Redmond’s New Gold Class Cinemas: Rated L for Luxe
Time will tell whether opening a movie theater that charges $35/ticket (which does not include food)
By Brangien Davis November 4, 2008

Time will tell whether opening a movie theater that charges $35/ticket (which does not include food) during a recession is a good idea, but if you’re feeling splurgy and want to dig some of that cash out of your mattress, the new Gold Class Cinemas at Redmond Town Center might be a good place to spend it. I had the chance to experience it recently…and wow is it swanky.
The cinema, which shows first-run flicks, has a large, sleek bar/lounge area in the lobby–all dark tones, deep reds and oranges–where you can rest up (and drink up) in anticipation of your cinematic journey. The theaters (there are 7 screens) hold only 40 people each, which makes for an intimate movie experience and, more importantly, no bad seats.

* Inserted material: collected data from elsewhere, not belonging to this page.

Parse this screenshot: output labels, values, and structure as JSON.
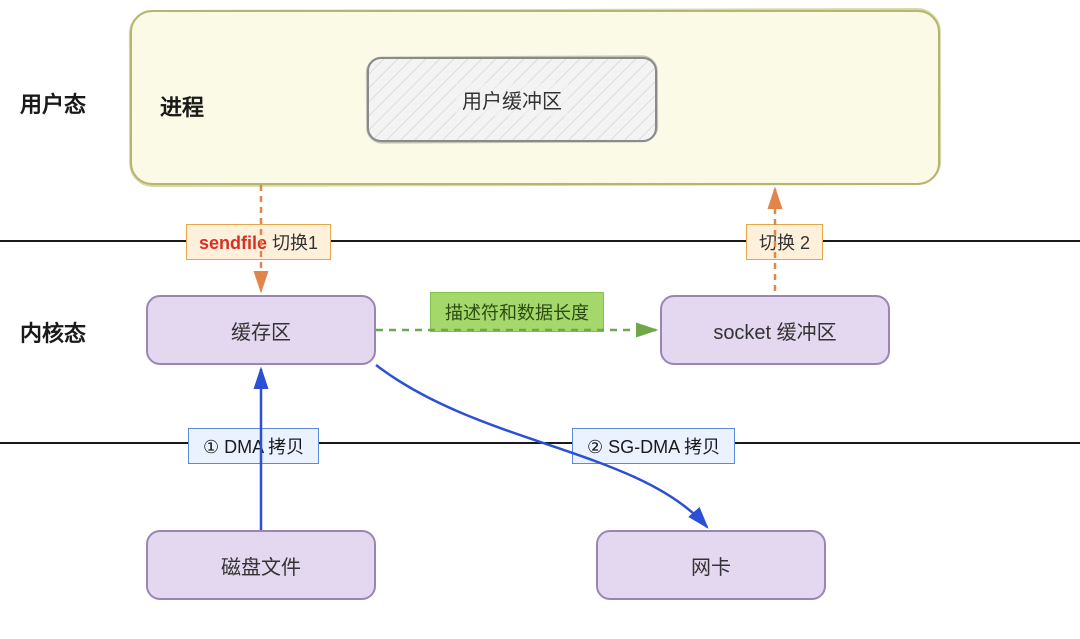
{
  "layers": {
    "user": "用户态",
    "kernel": "内核态"
  },
  "process": {
    "label": "进程",
    "user_buffer": "用户缓冲区"
  },
  "switches": {
    "sendfile_fn": "sendfile",
    "sendfile_suffix": " 切换1",
    "switch2": "切换 2"
  },
  "kernel_boxes": {
    "cache": "缓存区",
    "socket_buf": "socket 缓冲区"
  },
  "edge_labels": {
    "desc_len": "描述符和数据长度",
    "dma": "① DMA 拷贝",
    "sgdma": "② SG-DMA 拷贝"
  },
  "hw_boxes": {
    "disk": "磁盘文件",
    "nic": "网卡"
  }
}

In fact, the seats themselves are pretty spectacular. They’re set in connected pairs (with a small table between each duo), making for a kind of giant bifurcated La-Z-Boy. The touch of a button (each moviegoer controls their own) pops out the footrest and reclines the seat. It’s extremely comfortable, especially since the seats are made of soft orange micro-suede leather, which I’m told is stain resistant. It had better be, because the only problem with the luxury seats (aside from the fact that you may sleep through your $35 movie) is that it’s hard to eat from the reclined position without dribbling all over yourself.
The seasonal menu is focused on “fine dining without sharp instruments,” since you don’t want to be looking away from the movie to saw at something on your plate. Wines run $40-$100/bottle, foods run $8 (house salad) to $19 (NY strip steak sandwich). There is no cutlery, so wash your hands in one of the glamorous bathrooms before!
If you find yourself having a need, you can touch a subtle button on the table, which causes a waiter crouching somewhere behind you to scurry out in black Ninja-wear and take your food and beverage order–or bring you a blanket, if all this decadence has given you a chill.
Truth be told it kind of reminded me of the movie WALL-E, where the humans are drifting around on space-age Barcaloungers, having all their needs met via robots, holograms and giant sippy cups. But as long as you can still get up after two hours and function on your own, without much bone loss (or financial ruin), it’s pretty entertaining. Plus, Quantum of Solace opens there on November 14th, and you just know this is the way James Bond prefers his cineplexes.